Arrêt du 13 septembre 2007
Ire Cour de droit public

MM. les Juges Féraud, Président, Aeschlimann et Reeb.
Greffière: Mme Truttmann.

Office fédéral du développement territorial,
3003 Berne,
recourant,

contre

A.________,
intimée, représentée par Me Jean-Jacques Martin, avocat,
Département des constructions et des technologies de l'information de la
République et canton de Genève, case postale 22, 1211 Genève 8,
Tribunal administratif de la République et canton de Genève, case postale
1956, 1211 Genève 1.

ordre de démolition,

recours en matière de droit public contre l'arrêt du Tribunal administratif
de la République et canton de Genève du 24 avril 2007.

Faits:

A.
A. ________ et B.________ ont acquis en 1978 la parcelle n° 2228, feuille 34,
de la commune de Presinge, à l'adresse 18, route de la Louvière.
La parcelle, d'une surface de 19'947 m2, est pour l'essentiel classée en zone
agricole. Sur le solde, affecté à la zone 4B protégée, on trouve un
établissement médico-social destiné aux personnes âgées (EMS) que les époux
A.________ et B.________ exploitent depuis le mois de mai 1979 sous le nom
"Domaine de la Louvière".

B.
Le 24 février 2005, un inspecteur de la police des constructions s'est rendu
à la Louvière. Il a constaté que, en zone agricole, les propriétaires avaient
aménagé divers enclos et abris pour animaux (daims, chèvres du Tibet,
alpagas, oiseaux aquatiques, émeus, etc.). Les constructions étaient bien
ordonnées et entretenues et avaient reçu l'aval du vétérinaire cantonal.

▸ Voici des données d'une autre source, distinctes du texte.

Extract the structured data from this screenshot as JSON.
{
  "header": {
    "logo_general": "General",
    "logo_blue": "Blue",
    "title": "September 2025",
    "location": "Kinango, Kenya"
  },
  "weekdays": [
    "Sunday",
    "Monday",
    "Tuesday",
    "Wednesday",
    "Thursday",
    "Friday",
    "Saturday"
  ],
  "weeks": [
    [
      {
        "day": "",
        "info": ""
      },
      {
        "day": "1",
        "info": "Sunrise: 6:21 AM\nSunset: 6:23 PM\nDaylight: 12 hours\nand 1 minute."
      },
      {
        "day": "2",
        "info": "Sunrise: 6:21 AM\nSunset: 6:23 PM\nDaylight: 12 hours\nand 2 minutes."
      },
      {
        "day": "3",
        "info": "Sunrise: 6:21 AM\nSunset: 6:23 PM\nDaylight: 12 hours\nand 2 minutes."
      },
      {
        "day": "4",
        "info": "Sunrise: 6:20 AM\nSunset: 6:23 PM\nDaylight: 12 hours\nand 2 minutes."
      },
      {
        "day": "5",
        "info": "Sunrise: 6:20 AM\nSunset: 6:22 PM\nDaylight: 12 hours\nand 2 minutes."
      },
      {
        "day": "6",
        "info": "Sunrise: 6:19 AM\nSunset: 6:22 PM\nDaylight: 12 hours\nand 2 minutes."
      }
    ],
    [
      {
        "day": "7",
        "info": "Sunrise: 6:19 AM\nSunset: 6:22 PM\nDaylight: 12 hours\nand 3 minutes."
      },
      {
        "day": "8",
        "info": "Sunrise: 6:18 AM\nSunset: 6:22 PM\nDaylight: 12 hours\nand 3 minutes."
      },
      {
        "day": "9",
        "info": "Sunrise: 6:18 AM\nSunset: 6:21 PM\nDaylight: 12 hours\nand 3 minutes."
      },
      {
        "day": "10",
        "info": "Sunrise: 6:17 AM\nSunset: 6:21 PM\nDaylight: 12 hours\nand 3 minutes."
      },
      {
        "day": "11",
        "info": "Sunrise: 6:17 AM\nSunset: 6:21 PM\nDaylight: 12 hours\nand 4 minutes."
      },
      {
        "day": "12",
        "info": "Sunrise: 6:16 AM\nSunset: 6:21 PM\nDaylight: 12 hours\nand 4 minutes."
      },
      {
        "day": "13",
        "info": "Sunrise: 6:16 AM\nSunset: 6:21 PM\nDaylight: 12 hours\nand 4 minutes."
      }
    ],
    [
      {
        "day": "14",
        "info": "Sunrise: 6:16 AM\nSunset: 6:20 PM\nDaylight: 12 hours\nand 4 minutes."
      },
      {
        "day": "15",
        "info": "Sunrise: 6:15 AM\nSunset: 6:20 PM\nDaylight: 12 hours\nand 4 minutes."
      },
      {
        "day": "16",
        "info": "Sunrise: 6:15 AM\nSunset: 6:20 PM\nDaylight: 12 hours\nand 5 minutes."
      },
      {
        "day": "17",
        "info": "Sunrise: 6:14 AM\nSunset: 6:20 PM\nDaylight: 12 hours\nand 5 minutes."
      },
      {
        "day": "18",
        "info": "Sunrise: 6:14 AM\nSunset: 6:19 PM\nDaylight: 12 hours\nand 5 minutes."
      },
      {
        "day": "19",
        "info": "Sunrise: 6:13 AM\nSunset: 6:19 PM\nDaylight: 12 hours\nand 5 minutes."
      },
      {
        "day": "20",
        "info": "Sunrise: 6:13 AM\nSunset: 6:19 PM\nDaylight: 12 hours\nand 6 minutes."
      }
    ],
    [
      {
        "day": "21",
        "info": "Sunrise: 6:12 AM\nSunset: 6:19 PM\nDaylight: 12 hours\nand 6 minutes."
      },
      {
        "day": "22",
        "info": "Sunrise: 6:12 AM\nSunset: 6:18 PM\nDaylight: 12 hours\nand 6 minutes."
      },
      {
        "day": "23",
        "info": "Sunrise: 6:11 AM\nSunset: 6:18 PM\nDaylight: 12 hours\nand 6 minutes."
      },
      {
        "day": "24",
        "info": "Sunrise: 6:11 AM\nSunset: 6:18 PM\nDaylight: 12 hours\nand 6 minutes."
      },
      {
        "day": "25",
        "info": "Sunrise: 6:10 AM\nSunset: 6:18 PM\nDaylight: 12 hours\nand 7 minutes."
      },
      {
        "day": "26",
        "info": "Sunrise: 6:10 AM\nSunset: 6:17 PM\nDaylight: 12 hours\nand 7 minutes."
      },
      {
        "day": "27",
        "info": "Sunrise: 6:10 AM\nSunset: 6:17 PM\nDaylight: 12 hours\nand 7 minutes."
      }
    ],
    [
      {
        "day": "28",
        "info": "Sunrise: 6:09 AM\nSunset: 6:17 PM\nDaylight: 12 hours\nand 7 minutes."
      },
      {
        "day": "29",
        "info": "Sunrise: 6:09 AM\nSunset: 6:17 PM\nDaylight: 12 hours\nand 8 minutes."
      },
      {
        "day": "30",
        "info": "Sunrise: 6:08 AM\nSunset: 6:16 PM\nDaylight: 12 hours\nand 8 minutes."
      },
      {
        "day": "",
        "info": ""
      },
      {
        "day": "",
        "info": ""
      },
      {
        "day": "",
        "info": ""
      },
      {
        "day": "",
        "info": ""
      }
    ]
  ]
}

Il y
avait également divers abris servant au rangement du matériel et des
véhicules d'entretien ainsi qu'un bâtiment comportant un studio d'habitation.
Enfin, un cheminement en tout-venant avait été aménagé.
Par décision du 19 juillet 2005, le département des constructions et des
technologies et de l'information (ci-après: le département) a ordonné la
démolition et l'évacuation de toutes les constructions non autorisées sur la
parcelle, soit:
- le bâtiment n° 384 et l'abri en bois destiné aux daims;
- le couvert à tracteurs;
- les cabanes en bois destinées aux chèvres du Tibet;
- l'enclos métallique pour ratons;
- la cabane en bois n° 445 avec couvert, destiné aux alpagas;
- la remise à foin n° 455;
- le studio en bois et la piscine;
- le réduit en bois pour matériel et mobilier de jardin;
- la cabane en bois aménagée en petit bar;
- la remise à tracteurs et outils d'entretien n° 385;
- la cabane en bois pour émeus.
Les époux A.________ et B.________ ont recouru auprès du Tribunal
administratif de la République et canton de Genève (ci-après: le Tribunal
administratif) contre cette décision.

C.
Le 3 octobre 2005, deux demandes ont été déposées auprès du département,
l'une en autorisation de construire un logement de fonction, et l'autre, de
mise en conformité de divers abris pour animaux et de remises.
Le 9 février 2006, les autorisations ont été refusées. Le même jour, le
département, compte tenu de ces décisions de refus, a confirmé l'ordre de
démolition et d'évacuation prononcé le 19 juillet 2005. En outre, considérant
que l'infraction commise était d'une gravité certaine vu notamment l'ampleur
des constructions édifiées sans autorisation sur une parcelle sise en zone
agricole, le département a infligé aux propriétaires une amende de 10'000
francs.

D.
Le 10 mars 2006, les époux A.________ et B.________ ont saisi la commission
cantonale de recours en matière de constructions (ci-après: la commission)
d'un recours contre le refus du département de délivrer les deux
autorisations sollicitées. Le même jour, ils ont également recouru auprès du
Tribunal administratif contre le prononcé de l'amende.
Par deux décisions du 14 juillet 2006, la commission a rejeté les recours des
époux A.________ et B.________.

E.
Le 24 août 2006, A.________, devenue seule propriétaire dans l'intervalle, a
uniquement recouru au Tribunal administratif contre la décision de la
commission confirmant le refus de délivrer l'autorisation relative aux divers
abris pour animaux et remises.
Un transport sur place a eu lieu le 20 novembre 2006, en présence des
parties.
Par arrêt du 24 avril 2007, le Tribunal administratif a confirmé la décision
refusant l'autorisation de construire les divers abris pour animaux et
remises. Il a en revanche annulé l'ordre de démolition et d'évacuation et
réduit le montant de l'amende à 2'000 francs.

F.
Agissant par la voie du recours en matière de droit public, l'Office fédéral
du développement territorial (ci-après: l'Office fédéral) demande au Tribunal
fédéral d'annuler l'arrêt du Tribunal administratif du 24 avril 2007 en tant
qu'il concerne l'annulation de l'ordre de démolition et de dire que ce
dernier est confirmé, sauf en ce qui concerne la piscine. Il se plaint d'une
mauvaise application du principe de la proportionnalité.
Le Tribunal administratif s'en rapporte à justice quant à la recevabilité du
recours et persiste dans les considérants et le dispositif de son arrêt. Le
département se rallie aux conclusions de l'Office fédéral. A.________ conclut
à l'irrecevabilité du recours, subsidiairement à son rejet.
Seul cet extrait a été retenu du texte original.